All three types can be combined in a single SkillsProvider — see the mixed_skills sample.

Script Execution

Skills can include executable scripts. How a script runs depends on how it was defined:

Code-Defined Scripts File-Based Scripts
Defined via @skill.script decorator .py files in scripts/ directory
Execution In-process (direct function call) Delegated to a script_runner
script_runner needed? No — runs in-process automatically Yes — required

The script_runner parameter on SkillsProvider is only applicable to file-based scripts.
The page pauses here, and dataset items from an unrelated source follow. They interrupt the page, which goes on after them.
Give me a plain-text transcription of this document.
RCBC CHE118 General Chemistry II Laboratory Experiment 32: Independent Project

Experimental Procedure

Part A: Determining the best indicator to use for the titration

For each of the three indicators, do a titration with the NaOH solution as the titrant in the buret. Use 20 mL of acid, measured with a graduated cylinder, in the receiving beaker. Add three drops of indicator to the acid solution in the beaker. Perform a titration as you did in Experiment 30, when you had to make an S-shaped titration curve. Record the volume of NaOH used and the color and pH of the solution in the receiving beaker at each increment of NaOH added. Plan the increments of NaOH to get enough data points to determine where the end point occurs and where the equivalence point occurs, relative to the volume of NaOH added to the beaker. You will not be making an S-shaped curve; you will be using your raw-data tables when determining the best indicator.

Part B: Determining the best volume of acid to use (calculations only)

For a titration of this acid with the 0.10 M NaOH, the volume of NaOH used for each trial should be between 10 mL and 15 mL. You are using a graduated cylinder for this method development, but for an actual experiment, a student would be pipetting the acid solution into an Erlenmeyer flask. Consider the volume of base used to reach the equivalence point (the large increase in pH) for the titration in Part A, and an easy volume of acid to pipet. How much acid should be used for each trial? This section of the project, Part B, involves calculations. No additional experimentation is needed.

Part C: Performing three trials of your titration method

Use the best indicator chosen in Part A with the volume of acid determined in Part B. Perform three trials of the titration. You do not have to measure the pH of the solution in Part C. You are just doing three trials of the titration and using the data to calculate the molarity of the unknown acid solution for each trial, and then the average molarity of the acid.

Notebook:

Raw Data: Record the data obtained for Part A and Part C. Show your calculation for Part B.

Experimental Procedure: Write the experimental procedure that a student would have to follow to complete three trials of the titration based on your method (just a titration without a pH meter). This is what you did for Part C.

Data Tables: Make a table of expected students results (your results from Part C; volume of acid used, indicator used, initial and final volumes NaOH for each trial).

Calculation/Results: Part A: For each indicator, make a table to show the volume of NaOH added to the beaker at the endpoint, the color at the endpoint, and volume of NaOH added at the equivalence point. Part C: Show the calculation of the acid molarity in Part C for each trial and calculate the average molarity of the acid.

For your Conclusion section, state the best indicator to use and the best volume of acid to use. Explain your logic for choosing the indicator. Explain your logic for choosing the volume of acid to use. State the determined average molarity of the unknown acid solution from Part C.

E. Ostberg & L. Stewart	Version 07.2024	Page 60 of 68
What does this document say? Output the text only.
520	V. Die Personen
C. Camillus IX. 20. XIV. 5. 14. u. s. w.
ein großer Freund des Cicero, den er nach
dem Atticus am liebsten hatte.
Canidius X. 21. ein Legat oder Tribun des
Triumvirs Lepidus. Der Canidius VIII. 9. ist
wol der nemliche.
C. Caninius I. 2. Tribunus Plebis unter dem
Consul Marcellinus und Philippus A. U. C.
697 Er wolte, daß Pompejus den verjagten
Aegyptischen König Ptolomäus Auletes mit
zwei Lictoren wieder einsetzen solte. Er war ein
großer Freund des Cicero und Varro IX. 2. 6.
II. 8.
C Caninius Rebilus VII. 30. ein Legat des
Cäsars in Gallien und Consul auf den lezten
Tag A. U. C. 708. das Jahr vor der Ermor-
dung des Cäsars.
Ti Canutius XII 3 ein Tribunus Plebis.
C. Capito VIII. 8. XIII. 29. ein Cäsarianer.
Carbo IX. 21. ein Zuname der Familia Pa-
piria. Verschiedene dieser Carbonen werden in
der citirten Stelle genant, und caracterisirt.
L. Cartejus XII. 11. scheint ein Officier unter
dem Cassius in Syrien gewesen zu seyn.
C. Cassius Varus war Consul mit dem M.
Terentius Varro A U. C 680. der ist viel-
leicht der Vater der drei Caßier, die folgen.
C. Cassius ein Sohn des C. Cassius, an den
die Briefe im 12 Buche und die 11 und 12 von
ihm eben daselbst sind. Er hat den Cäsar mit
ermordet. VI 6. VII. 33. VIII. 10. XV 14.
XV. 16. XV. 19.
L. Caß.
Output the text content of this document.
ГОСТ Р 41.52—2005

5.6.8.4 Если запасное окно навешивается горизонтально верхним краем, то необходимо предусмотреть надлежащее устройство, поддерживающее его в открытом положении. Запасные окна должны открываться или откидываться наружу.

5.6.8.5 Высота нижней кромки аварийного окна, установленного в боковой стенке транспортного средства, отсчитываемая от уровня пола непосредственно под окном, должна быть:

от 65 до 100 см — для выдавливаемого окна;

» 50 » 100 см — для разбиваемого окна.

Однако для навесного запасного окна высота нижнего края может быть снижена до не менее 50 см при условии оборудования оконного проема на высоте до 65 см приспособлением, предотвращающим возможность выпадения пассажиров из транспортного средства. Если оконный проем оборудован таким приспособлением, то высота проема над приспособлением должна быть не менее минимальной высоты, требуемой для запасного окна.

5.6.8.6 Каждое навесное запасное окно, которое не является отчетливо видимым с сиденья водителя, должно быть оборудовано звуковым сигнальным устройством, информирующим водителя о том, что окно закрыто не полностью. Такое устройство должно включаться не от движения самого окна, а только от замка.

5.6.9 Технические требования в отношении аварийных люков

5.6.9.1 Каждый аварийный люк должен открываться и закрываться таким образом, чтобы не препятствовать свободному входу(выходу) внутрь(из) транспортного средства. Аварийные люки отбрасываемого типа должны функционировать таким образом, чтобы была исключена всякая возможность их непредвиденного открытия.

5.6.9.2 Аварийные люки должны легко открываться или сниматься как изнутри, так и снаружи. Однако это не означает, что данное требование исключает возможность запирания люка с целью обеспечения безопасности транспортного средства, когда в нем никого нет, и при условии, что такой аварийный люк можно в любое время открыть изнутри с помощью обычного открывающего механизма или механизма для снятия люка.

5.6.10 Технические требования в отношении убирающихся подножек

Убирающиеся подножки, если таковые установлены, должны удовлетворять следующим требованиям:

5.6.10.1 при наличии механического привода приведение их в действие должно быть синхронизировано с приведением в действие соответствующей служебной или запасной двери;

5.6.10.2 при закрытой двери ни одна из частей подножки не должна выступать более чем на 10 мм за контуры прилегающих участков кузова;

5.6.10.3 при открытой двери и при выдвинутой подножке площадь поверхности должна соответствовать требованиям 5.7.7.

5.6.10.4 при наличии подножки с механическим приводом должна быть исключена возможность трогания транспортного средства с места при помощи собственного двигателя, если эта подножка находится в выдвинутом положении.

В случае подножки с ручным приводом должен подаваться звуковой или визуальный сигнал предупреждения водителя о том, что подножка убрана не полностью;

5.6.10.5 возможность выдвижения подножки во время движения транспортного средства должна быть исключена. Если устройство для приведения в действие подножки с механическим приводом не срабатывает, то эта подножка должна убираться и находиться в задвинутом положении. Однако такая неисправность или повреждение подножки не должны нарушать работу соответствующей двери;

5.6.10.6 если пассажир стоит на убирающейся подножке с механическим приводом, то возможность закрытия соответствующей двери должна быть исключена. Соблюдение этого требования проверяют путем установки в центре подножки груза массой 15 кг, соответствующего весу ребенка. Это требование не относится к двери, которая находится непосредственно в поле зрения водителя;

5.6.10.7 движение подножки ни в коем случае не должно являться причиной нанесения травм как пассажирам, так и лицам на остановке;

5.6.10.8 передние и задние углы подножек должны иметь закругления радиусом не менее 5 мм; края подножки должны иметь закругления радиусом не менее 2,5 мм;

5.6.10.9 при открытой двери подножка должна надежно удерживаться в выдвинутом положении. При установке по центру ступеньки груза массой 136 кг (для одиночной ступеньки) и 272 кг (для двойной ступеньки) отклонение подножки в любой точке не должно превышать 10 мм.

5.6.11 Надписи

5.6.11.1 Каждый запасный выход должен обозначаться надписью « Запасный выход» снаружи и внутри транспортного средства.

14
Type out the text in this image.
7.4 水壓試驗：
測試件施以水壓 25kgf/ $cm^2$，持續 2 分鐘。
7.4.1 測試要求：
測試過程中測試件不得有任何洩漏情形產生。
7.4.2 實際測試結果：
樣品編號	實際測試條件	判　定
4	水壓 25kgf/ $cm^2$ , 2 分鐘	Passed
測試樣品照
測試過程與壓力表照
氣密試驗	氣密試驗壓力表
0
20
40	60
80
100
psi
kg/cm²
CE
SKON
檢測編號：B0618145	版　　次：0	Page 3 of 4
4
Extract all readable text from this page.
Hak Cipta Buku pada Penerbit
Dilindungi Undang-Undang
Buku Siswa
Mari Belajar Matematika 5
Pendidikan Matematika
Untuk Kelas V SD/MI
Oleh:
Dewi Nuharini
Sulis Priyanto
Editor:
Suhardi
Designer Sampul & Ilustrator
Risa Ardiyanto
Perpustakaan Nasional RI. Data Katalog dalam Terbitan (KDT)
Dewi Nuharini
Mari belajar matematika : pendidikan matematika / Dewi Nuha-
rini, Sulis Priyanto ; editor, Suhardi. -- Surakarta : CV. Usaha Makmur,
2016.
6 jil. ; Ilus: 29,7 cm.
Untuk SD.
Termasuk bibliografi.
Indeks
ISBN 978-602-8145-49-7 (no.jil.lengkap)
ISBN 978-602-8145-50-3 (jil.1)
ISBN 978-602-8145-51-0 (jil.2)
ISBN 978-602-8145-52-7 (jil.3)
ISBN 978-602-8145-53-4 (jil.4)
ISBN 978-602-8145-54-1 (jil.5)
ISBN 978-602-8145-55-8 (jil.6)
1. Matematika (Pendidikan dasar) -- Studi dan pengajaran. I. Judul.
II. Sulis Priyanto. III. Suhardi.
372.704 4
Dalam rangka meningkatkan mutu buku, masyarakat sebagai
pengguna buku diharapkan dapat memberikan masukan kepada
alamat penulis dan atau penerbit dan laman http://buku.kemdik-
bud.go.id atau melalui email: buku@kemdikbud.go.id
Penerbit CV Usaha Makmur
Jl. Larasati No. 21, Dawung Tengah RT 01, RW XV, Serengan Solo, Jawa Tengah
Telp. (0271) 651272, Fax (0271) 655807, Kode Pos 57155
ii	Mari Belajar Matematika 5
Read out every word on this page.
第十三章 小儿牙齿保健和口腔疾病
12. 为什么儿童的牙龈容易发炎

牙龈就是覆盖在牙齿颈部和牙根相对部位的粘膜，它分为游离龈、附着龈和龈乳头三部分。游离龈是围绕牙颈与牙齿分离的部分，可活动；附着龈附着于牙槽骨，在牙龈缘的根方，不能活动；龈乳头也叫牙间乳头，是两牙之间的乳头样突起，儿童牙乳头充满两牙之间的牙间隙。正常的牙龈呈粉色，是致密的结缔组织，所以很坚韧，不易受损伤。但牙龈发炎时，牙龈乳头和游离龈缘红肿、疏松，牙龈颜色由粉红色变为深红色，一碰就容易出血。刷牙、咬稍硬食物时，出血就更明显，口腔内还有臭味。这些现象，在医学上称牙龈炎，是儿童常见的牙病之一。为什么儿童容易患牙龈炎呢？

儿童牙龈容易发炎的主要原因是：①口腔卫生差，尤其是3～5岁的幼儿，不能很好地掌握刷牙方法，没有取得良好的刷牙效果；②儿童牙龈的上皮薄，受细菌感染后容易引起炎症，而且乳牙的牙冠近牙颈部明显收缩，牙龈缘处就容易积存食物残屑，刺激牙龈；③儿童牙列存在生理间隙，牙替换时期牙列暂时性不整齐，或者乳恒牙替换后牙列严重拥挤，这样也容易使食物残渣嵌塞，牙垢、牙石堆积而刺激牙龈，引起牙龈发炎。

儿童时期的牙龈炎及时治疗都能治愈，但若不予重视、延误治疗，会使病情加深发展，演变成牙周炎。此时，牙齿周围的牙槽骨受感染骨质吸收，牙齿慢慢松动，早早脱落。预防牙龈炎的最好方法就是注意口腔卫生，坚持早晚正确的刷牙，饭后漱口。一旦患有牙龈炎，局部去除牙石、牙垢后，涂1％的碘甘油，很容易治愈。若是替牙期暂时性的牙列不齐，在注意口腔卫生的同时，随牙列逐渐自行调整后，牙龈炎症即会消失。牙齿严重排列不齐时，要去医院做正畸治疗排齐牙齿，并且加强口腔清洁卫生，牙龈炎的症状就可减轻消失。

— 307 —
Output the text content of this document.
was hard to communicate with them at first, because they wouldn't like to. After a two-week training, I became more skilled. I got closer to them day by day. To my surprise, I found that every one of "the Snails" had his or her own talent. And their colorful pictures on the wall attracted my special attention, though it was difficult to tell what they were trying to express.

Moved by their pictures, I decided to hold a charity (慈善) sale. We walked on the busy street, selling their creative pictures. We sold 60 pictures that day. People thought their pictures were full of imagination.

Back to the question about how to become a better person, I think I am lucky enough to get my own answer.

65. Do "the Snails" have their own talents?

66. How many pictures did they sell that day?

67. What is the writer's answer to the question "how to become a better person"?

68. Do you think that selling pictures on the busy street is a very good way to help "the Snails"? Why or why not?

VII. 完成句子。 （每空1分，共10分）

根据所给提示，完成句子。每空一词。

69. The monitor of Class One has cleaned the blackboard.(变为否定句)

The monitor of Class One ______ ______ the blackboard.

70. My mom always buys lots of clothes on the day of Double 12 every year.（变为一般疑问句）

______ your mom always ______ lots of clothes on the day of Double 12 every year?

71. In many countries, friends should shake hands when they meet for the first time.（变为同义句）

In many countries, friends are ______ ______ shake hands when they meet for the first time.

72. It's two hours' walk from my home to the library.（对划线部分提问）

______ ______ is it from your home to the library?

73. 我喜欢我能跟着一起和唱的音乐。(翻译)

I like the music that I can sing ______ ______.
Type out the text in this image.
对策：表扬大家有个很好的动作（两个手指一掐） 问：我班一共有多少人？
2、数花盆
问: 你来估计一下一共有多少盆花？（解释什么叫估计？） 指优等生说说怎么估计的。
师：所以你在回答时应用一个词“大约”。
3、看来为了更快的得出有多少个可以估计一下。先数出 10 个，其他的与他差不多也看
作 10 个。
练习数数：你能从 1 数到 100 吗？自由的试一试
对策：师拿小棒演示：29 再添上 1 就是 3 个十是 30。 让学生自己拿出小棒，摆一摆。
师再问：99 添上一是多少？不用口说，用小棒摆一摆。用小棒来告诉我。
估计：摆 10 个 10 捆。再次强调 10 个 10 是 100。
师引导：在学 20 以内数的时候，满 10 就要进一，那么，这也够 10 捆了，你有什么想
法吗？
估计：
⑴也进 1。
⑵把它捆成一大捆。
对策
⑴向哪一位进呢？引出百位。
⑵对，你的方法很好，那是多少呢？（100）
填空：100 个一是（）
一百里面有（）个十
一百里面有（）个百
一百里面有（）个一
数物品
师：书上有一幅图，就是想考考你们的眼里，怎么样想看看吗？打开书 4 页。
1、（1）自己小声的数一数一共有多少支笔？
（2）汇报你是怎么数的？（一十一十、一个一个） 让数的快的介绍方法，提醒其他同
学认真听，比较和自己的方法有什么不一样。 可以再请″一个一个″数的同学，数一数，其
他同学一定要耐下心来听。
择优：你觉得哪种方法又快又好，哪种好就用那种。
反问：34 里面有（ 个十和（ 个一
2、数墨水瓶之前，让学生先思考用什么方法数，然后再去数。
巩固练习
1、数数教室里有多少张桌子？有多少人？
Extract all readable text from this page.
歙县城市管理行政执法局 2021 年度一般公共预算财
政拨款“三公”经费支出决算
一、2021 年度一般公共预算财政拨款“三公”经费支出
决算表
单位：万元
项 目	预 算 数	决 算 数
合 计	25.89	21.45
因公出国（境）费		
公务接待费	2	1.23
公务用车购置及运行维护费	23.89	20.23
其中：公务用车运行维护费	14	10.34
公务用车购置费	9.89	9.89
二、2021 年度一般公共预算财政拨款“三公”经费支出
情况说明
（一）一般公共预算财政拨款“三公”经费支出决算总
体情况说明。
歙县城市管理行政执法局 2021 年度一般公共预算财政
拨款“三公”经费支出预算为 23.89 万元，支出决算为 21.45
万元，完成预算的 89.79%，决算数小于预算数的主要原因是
Code-defined scripts are always executed in-process regardless of this setting. See file_based_skill for an example using a SkillScriptRunner callable with a subprocess runner, and code_defined_skill for in-process scripts that need no runner.

Prerequisites

All samples require:

  • An Azure AI Foundry project with a deployed model (e.g. gpt-4o-mini)
  • Azure CLI authentication (az login)
  • Environment variables set in a .env file (see python/.env.example)

Suppressing the experimental warning

The Agent Skills APIs in these samples are still experimental. Each sample includes a short commented warnings.filterwarnings(...) snippet near the imports. Uncomment it if you want to suppress the Skills warning before using the experimental APIs.